Culture & Conversation

Codename: Get Oscar

imitation game

Now pay attention, chaps. The mission is to decipher the formula for winning as many Oscars as humanly possible. All we have to go on are a few items of random data – nostalgic wartime setting, posh Brit accents, persecuted homosexual with a speech impediment. It’s going to be a tricky one but I think we might just pull it off. Any questions?

One question from the back might be to ask how such seemingly calculated Oscar-bait as The Imitation Game has managed to be such a gripping and genuinely moving drama. For many, the answer will consist of just two words: Benedict Cumberbatch. Adding to his gallery of anguished geniuses – Sherlock Holmes, Julian Assange, Star Trek’s Khan, Stephen Hawking (in a BBC television biopic) – Cumberbatch masterfully zips himself into the skin of a man who, for many years, was not only an unsung hero of the Second World War but, until his official pardon in 2013, also a convicted and squalidly disgraced “criminal”.

Alan Turing may have been bundled into obscurity both because of his sexuality and his highly classified work, but few people will be unaware of him now. Nor of how he played such a vital role in deflecting England’s inevitable defeat; how he perfected a machine for cracking the Nazi’s Enigma code and paved the way for the modern computer; and how, after ensuring the defeat of history’s vilest gang of bigots, he was himself crushed by a politely English form of that same bigotry.

Given this last sickening irony, it might have been welcome if The Imitation Game had been queerer with a much bigger Q, making a more explicit link between Turing’s codebreaking and the way criminalised gay men were forced to create their own secret code just to breathe the same air as their “normal” compatriots.

Indeed, it might have been more explicit full stop, unapologetically celebrating Turing’s sexuality instead of deflecting it into a sexless romance between this socially bumbling oddball and Joan Clarke, the brainiest of the Bletchley girls, played by Keira Knightley.  (Apparently, Turing was more outgoing and more out.)

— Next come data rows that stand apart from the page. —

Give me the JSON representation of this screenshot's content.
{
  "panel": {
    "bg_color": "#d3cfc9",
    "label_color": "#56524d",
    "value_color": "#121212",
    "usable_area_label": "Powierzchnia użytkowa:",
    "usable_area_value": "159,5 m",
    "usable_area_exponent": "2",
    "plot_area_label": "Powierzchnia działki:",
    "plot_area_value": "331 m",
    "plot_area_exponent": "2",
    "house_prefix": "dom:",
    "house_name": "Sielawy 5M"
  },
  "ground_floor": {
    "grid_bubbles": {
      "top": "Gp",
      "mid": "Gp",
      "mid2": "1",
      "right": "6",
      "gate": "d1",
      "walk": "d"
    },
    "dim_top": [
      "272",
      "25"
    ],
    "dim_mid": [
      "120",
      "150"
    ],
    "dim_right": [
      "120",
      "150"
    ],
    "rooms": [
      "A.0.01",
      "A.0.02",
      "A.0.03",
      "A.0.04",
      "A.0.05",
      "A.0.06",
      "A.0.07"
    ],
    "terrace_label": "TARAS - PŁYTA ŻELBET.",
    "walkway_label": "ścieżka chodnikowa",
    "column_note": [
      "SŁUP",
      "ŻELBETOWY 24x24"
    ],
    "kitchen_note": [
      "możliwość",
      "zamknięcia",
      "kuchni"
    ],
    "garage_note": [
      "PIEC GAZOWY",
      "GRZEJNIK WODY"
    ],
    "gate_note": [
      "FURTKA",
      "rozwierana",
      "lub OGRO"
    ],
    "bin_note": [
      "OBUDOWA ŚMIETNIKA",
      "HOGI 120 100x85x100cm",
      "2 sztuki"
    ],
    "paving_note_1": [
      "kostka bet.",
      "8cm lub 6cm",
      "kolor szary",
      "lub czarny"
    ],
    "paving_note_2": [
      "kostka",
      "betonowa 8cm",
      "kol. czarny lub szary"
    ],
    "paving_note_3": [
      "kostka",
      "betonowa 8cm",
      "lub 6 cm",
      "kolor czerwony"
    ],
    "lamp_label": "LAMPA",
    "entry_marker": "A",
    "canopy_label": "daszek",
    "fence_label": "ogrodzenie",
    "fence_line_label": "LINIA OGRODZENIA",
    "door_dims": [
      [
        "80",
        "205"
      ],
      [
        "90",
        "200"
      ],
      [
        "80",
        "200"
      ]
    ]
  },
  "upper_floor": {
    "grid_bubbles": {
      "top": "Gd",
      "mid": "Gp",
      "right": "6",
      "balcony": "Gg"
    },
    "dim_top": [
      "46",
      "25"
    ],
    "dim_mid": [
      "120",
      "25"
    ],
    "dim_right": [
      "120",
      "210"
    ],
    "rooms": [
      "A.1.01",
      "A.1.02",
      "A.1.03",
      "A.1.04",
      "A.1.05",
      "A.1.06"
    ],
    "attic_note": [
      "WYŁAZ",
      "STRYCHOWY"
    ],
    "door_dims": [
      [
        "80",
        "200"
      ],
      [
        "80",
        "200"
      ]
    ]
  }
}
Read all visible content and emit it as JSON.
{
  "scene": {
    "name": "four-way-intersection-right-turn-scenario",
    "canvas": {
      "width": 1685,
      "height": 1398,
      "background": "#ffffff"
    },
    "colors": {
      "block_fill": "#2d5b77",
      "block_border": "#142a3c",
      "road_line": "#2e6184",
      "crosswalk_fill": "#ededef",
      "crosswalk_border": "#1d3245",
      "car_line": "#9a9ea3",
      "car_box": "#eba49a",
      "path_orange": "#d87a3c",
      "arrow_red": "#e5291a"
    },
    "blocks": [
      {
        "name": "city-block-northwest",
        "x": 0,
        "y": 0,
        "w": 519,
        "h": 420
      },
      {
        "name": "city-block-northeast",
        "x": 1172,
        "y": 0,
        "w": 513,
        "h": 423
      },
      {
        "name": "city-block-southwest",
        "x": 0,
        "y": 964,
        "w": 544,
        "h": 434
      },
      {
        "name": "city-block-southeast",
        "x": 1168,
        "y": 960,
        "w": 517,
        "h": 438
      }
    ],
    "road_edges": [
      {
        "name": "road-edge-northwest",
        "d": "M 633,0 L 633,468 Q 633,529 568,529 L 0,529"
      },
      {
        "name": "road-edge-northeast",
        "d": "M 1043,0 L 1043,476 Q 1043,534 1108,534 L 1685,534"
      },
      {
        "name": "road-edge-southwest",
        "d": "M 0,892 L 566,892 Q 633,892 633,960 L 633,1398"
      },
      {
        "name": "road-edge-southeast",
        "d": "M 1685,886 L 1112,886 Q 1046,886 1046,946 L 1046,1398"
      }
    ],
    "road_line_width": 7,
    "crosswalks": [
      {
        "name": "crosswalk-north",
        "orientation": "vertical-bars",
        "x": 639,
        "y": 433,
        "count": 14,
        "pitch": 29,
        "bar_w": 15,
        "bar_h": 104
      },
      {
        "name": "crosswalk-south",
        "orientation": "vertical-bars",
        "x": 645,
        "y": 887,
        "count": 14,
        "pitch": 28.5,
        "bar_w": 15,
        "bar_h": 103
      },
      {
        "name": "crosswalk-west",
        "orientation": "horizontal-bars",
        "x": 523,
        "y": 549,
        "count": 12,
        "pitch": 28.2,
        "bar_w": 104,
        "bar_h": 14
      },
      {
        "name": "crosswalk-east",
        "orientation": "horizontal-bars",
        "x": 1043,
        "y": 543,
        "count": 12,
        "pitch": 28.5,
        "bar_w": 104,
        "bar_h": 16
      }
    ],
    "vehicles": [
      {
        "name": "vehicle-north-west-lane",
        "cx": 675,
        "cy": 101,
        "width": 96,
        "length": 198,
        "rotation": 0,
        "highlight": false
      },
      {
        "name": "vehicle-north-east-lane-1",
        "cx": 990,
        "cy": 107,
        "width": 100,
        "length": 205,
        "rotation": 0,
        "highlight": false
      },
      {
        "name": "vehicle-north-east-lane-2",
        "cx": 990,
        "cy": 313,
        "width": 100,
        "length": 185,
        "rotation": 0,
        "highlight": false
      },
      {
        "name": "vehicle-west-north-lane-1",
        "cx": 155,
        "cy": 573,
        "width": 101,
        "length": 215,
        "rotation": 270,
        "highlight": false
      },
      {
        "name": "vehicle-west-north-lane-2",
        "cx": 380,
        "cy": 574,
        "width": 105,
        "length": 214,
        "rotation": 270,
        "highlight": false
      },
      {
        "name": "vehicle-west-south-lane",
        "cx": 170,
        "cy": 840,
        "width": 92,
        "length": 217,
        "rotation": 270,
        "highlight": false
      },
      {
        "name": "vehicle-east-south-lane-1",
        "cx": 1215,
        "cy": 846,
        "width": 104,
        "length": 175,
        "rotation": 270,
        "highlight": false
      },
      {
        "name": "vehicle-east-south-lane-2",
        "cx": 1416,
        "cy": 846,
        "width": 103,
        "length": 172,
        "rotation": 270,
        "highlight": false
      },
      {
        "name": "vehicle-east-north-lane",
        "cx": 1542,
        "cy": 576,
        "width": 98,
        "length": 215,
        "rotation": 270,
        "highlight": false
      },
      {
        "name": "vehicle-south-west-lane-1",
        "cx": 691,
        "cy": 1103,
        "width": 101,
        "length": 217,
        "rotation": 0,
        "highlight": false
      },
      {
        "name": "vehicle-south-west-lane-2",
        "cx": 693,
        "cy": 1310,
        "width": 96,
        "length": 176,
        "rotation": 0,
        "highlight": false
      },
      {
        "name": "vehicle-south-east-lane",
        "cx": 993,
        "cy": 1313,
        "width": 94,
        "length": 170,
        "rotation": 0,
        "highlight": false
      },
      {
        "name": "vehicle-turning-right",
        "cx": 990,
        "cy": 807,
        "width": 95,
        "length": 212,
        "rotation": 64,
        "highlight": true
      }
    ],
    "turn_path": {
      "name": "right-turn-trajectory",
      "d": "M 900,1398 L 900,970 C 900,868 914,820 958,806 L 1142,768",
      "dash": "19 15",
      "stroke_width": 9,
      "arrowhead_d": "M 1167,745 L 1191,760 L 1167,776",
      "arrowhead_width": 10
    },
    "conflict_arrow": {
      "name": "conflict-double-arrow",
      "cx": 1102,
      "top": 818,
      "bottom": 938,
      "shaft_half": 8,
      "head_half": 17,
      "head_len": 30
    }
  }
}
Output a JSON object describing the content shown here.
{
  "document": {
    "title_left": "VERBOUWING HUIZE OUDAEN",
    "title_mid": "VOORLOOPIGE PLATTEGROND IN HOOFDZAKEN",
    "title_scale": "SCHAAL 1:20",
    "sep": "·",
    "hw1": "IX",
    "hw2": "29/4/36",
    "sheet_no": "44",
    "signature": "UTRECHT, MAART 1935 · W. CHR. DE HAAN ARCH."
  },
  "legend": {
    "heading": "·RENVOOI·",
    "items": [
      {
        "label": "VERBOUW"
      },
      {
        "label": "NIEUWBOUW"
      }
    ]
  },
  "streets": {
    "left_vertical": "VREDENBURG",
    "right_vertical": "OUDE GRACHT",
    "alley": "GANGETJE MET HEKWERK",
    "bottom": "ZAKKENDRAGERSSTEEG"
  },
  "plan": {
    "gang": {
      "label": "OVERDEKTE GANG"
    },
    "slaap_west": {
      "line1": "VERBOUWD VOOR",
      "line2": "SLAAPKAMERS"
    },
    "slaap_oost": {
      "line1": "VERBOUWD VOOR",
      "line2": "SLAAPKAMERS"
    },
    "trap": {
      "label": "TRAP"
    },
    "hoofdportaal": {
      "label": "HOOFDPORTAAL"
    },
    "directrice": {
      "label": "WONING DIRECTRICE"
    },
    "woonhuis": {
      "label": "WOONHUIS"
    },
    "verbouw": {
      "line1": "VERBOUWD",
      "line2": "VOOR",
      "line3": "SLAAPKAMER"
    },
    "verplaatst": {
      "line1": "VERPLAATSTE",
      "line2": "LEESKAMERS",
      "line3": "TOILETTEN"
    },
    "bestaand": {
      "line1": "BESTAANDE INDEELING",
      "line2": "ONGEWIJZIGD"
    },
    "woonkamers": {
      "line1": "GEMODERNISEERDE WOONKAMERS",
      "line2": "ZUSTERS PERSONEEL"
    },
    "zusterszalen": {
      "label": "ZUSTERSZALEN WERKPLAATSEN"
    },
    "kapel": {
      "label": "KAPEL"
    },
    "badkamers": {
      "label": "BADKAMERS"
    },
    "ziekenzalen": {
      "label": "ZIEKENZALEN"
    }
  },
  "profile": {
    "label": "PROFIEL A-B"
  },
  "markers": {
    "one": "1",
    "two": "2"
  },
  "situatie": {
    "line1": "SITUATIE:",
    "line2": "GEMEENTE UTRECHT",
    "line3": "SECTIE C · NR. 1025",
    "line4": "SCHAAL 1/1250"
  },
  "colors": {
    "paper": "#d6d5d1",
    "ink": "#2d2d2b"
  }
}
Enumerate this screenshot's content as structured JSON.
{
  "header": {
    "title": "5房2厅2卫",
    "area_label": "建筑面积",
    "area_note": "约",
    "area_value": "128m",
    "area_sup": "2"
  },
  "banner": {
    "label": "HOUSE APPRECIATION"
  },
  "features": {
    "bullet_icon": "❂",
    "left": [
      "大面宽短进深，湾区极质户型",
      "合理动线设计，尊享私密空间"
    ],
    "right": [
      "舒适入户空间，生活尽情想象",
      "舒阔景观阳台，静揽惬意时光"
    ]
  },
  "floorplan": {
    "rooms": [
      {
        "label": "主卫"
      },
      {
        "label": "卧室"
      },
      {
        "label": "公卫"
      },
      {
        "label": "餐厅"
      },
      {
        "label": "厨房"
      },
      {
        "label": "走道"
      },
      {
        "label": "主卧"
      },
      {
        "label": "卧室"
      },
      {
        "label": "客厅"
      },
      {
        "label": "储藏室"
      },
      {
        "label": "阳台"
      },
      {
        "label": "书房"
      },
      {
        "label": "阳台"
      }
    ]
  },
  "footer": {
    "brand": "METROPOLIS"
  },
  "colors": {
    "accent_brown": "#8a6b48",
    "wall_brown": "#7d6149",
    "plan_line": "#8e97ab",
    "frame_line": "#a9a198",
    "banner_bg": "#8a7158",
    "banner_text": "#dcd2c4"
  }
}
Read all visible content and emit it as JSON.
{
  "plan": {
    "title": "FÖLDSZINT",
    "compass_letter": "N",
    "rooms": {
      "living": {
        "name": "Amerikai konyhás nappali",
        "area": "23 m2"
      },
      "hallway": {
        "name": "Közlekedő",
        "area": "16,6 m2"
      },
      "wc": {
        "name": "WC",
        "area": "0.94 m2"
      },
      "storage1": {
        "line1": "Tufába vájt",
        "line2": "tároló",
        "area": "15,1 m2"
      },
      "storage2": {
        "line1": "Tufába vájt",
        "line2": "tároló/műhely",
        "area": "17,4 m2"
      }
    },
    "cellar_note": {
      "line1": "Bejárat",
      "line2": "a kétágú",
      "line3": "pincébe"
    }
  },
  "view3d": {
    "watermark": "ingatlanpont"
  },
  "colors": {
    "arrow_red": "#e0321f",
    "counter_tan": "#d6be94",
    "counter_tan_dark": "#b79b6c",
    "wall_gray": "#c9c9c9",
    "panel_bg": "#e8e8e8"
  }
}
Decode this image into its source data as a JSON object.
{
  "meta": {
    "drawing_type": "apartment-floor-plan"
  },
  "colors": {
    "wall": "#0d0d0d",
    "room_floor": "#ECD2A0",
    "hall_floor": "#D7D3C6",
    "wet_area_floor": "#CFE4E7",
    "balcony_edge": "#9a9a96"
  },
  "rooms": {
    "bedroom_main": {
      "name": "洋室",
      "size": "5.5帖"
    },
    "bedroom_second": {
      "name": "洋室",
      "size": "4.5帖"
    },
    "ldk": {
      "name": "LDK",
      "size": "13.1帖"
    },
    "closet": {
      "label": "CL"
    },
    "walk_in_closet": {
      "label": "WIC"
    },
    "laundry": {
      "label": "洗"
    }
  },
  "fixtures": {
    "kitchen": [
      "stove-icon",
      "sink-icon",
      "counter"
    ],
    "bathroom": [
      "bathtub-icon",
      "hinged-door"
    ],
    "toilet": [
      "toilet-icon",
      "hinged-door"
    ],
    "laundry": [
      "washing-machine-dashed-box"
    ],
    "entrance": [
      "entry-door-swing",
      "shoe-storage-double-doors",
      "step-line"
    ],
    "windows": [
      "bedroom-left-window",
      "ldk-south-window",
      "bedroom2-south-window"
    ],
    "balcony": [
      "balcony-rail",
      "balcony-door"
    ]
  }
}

Unfortunately, this evasiveness is part of the overall calculation, which includes exaggerating the already jaw-dropping events for extra dramatic clout. At one over-egged point, one of the codebreaking team discovers his brother’s ship is about to be sunk and is forbidden from raising the alarm.

All that aside, though, this is a hugely involving and entertaining thriller-cum-character study, robustly directed by Morten (Headhunters) Tyldum and powered by a typically multi-layered, engagingly quirky performance from Cumberbatch.

Turing and his team of mathematicians, chess players and crossword experts don’t exactly make for obviously heroic material. It’s a blitzkerig of braincells they’re launching at the enemy, and give or take the occasional visit from the Luftwaffe, they’re hardly in any physical danger. But the high stakes they’re playing for are made grippingly clear, and Tyldum wrings maximum suspense from the whirring cogitations of “Christopher”, as Turing calls his towering proto-computer. Upping the dramatic ante is an intriguing subplot involving the poisonous atmosphere spread about by the men later known as the Cambridge Spies.

There is also a minor revelation, an absolute gem of a performance, to be found amid the solid list of supporting players (Mark Strong as a suavely menacing spy chief, Matthew Goode as a charming rival boffin, Charles Dance as a coldly blimpish officer, Rory Kinnear as the sympathetic policeman investigating Turing’s “improprieties”). The story is mostly grounded in the events of 1940-41, but also flashes forward to 1950s Manchester and back to a 1920s public school where we find young Turing discovering the miracles of the mind as well as the insupportable cruelties of life. Playing him in these scenes is a relatively new actor called Alex Lawther. His performance is stunning and utterly heartbreaking.

The Imitation Game is on general release.


Jim Burke is a playwright and arts journalist originally from England, now resident in Montreal. Among his plays are Cornered and an adaptation of Moby Dick. He has written plays for BBC radio. In England, he was Theatre Editor for the arts and lifestyle magazine City Life. Jim currently teaches creative writing at Dawson College’s Centre For Training and Development.